Fowler A222 (Seminar Room)

Event Type

Friday Seminar

Event Details

Dr. Stacie King

Associate Professor of Anthropology
Associate Faculty for the Center for
Latin American and Caribbean Studies
Indiana University Bloomington

Abstract:

This talk explores the challenges that ethnonyms create when trying to reconstruct
histories of multiethnic landscapes in the ancient world. My larger project in the Nejapa
region of Oaxaca, Mexico addresses various aspects of conquest and colonialism along
interegional trade routes, including identifying fortresses in mountain landscapes, the
meaning of unoccupied land, the relationships entailed by trade and exchange, and
reconciling archival documents, oral history, and archaeology. In this talk, I use my work
to demonstrate how ethnonyms have pervaded interpretations of the past, archaeological
reconstructions, and Colonial period registers, such that it remains difficult to envision a
different kind of thriving, multiethnic world.
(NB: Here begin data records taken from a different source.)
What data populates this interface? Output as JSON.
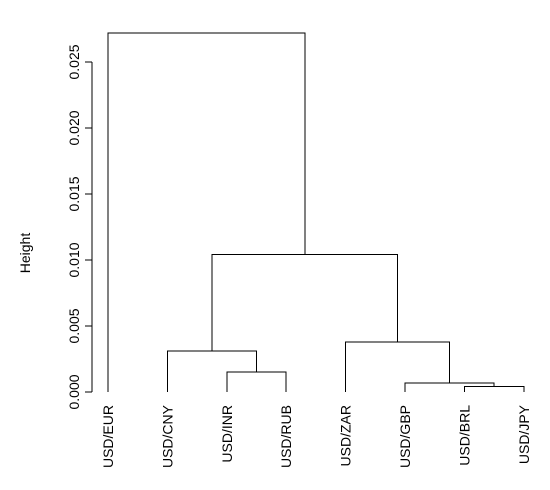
{
  "chart_data": {
    "type": "dendrogram",
    "ylabel": "Height",
    "ylim": [
      0,
      0.027
    ],
    "y_ticks": [
      {
        "value": 0.0,
        "label": "0.000"
      },
      {
        "value": 0.005,
        "label": "0.005"
      },
      {
        "value": 0.01,
        "label": "0.010"
      },
      {
        "value": 0.015,
        "label": "0.015"
      },
      {
        "value": 0.02,
        "label": "0.020"
      },
      {
        "value": 0.025,
        "label": "0.025"
      }
    ],
    "leaves": [
      "USD/EUR",
      "USD/CNY",
      "USD/INR",
      "USD/RUB",
      "USD/ZAR",
      "USD/GBP",
      "USD/BRL",
      "USD/JPY"
    ],
    "merges": [
      {
        "id": "m1",
        "left": "USD/BRL",
        "right": "USD/JPY",
        "height": 0.0004
      },
      {
        "id": "m2",
        "left": "USD/GBP",
        "right": "m1",
        "height": 0.0007
      },
      {
        "id": "m3",
        "left": "USD/INR",
        "right": "USD/RUB",
        "height": 0.0015
      },
      {
        "id": "m4",
        "left": "USD/CNY",
        "right": "m3",
        "height": 0.0031
      },
      {
        "id": "m5",
        "left": "USD/ZAR",
        "right": "m2",
        "height": 0.0038
      },
      {
        "id": "m6",
        "left": "m4",
        "right": "m5",
        "height": 0.0104
      },
      {
        "id": "m7",
        "left": "USD/EUR",
        "right": "m6",
        "height": 0.0272
      }
    ]
  }
}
Taken together, archaeological data, archival
information, and oral history from rural multiethnic Nejapa, Oaxaca show us that
different indigenous communities across this landscape experienced Aztec, Zapotec, and
Spanish conquests and colonialisms differently between the years A.D. 1350 and 1650, and
that these differences do not fit well with traditional reconstructions of Nejapa’s
indigenous ethnic groups (Mixe, Chontal, and Zapotec). Instead, the data complicate
entrenched notions of ethnicity and challenge their basic formulation. The long-standing
multiethnic past of ancient Nejapa set the stage for a different form of indigeneity that
Nejapa’s resident experience in the present.